I am diagnosing an issue in an automotive HVAC system and have been testing the blower motor. I would expect somewhere approximately 8A to 15A of current draw. I have test wired the motor with 14AWG wire, a switch that is supposed to be rated to 30A, and a 20A fuse. It seems to blow the expected amount of air and not blowing the fuse, but the spade connectors at the switch and at the motor are getting uncomfortably warm to the touch. I measured resistance across the motor's terminals and I am seeing 5.1ohms. Wouldn't this imply that the motor should only draw 2.4A at 12v? Note, I do not currently have access to tools to directly measure the draw when running.
The resistance of a DC motor determines the maximum current during starting. As soon as the rotor starts to turn, it generates a voltage called the counter electromotive force or back EMF. The back EMF opposes the supply voltage and controls the running current. Since the maximum starting current is much higher than the normal running current, measuring the resistance doesn't tell you very much unless you have other information about the motor.
Motors can safely run uncomfortably warm to the touch. If a blower motor is designed to move air over itself when properly installed, it may run warmer than normal when tested on a workbench. Here again, it is difficult to tell if the motor is running too hot without specific knowledge of the motor.

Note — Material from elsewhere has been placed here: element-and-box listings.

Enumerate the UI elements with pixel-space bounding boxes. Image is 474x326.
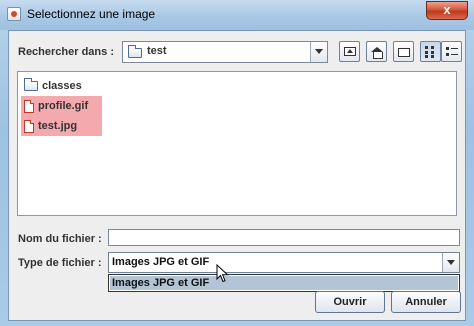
filename-input[interactable]: [108, 229, 460, 246]
list-view-icon: [425, 46, 437, 58]
title-bar: Selectionnez une image x: [0, 0, 474, 30]
new-folder-button[interactable]: [393, 41, 414, 62]
cancel-button[interactable]: Annuler: [391, 291, 461, 313]
home-icon: [371, 47, 383, 59]
details-view-icon: [446, 46, 458, 58]
folder-icon: [24, 78, 38, 92]
lookin-combo[interactable]: test: [122, 41, 328, 63]
list-item-profile-gif[interactable]: profile.gif: [21, 96, 102, 116]
up-folder-icon: [344, 47, 356, 56]
java-app-icon: [7, 7, 21, 21]
filetype-popup: Images JPG et GIF: [108, 274, 460, 292]
chevron-down-icon[interactable]: [442, 253, 459, 272]
lookin-label: Rechercher dans :: [18, 46, 114, 58]
open-button[interactable]: Ouvrir: [315, 291, 385, 313]
folder-icon: [128, 45, 142, 58]
list-item-classes[interactable]: classes: [21, 76, 102, 96]
filetype-label: Type de fichier :: [18, 257, 102, 269]
file-list[interactable]: classes profile.gif test.jpg: [17, 71, 457, 216]
filename-label: Nom du fichier :: [18, 233, 102, 245]
home-button[interactable]: [366, 41, 387, 62]
filetype-selected: Images JPG et GIF: [112, 256, 210, 268]
mouse-cursor-icon: [216, 264, 229, 283]
new-folder-icon: [398, 48, 410, 57]
chevron-down-icon[interactable]: [310, 42, 327, 62]
lookin-folder-name: test: [147, 45, 167, 57]
up-one-level-button[interactable]: [339, 41, 360, 62]
file-icon: [24, 119, 34, 133]
file-chooser-dialog: Rechercher dans : test classes profile.g…: [8, 30, 466, 321]
close-button[interactable]: x: [426, 1, 468, 20]
list-item-test-jpg[interactable]: test.jpg: [21, 116, 102, 136]
details-view-button[interactable]: [441, 41, 462, 62]
file-icon: [24, 99, 34, 113]
window-title: Selectionnez une image: [27, 7, 156, 21]
list-view-button[interactable]: [420, 41, 441, 62]
filetype-combo[interactable]: Images JPG et GIF: [108, 252, 460, 273]
filetype-option[interactable]: Images JPG et GIF: [110, 276, 458, 290]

Blower motors in a car often have a speed switch that switches sections of a resistor in series with the motor for three or four operating speeds. Failure of the resistor is probably the most common failure. The resistor element can open up and cause the motor to run only on one or two speed settings or not at all. If that or a broken switch or connection is not the problem, the motor is probably bad. If the motor runs and does not make a lot of noise, it is probably ok.